計算ミスをしてしまったときは、どこで間違えたのか、どこまではできていたのか、よく観察して、自分でミスを見つけてください。そしてこれが何より計算力向上につながります。

計算ミスは計算力アップのチャンス!

 

 

数学は暗記?

数学が暗記科目かどうかということについては度々議論が起こります。

僕の意見としては、暗記の部分もあるし、そうでない部分もあって、1:9か2:8くらいの割合かなと思います。定義と呼ばれる部分については覚えるしかないです。

教科書の太字になっている言葉の意味だったり、sinθの定義だったり。それ以外は理解をした上で覚えます。「記憶」というふうに言った方が的確でしょうか。

数学では、○○の定理、△△の公式、などがたくさん出てきますが、これらはなぜそれが成り立つのか証明ができますし、わざわざ覚えなくても導くことができます。

僕が数学が割と得意だったのは、暗記する部分が少なく、定理や公式は使いたいときに導いていたからです。(暗記は苦手なので、社会とかは苦手でした)

試験が終わると生徒から「あの公式忘れちゃって解けませんでした」という声がよく聞こえますが、公式は覚えようとしてはいけないのです。覚えるように努力するのではなく、導けるように練習するのです。この方向性の違い、わかりますよね!

 

数学が苦手な人は、暗記すべきことを頑張って理解しようとしていたり、簡単に導ける定理や公式を暗記しようとしていたり、取り組み方の方向性を間違えてしまっていることが往々にしてあります。とってももったいない。
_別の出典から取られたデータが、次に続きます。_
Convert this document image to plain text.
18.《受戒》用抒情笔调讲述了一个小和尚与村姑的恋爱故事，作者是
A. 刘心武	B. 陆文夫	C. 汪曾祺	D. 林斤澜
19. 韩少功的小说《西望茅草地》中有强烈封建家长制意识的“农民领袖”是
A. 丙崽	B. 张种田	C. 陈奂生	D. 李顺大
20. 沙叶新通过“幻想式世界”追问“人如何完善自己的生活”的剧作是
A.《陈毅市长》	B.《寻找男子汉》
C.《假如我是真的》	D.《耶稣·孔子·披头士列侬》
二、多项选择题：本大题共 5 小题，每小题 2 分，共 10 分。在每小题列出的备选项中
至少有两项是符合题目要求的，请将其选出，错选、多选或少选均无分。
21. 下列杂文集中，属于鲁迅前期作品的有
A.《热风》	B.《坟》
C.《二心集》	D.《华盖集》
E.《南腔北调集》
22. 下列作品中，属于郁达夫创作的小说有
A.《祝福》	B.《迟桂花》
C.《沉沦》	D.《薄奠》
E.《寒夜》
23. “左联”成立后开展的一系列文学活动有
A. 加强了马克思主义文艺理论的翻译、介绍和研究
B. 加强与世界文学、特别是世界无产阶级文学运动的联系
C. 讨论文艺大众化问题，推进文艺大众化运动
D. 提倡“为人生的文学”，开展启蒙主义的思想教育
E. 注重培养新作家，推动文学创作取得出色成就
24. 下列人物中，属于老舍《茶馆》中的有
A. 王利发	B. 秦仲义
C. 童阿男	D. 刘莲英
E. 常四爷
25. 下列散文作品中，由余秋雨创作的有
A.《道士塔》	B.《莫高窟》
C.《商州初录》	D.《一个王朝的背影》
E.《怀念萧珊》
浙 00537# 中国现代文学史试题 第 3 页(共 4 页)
例えば、三角関数にはたくさんの公式が出てきますが、覚えるのは加法定理だけでいいんです。他の公式はすべて加法定理から導けます。

もう一度言います。

「暗記すべきこと」と、「理解した上で記憶すること」を区別せよ!

 

上記の中には、他の教科にも通用することもありますが、数学には数学の勉強法があります。基礎を繰り返す、じっくり考えるなどがよく言われますが、どっちも時間がかかりますよね。特に高校生は忙しいですから、できるだけ効率よく勉強する必要があります。今回紹介した勉強法を取り入れ、これまでとは違ったアプローチができたら、確固たる数学力が身につくはずです。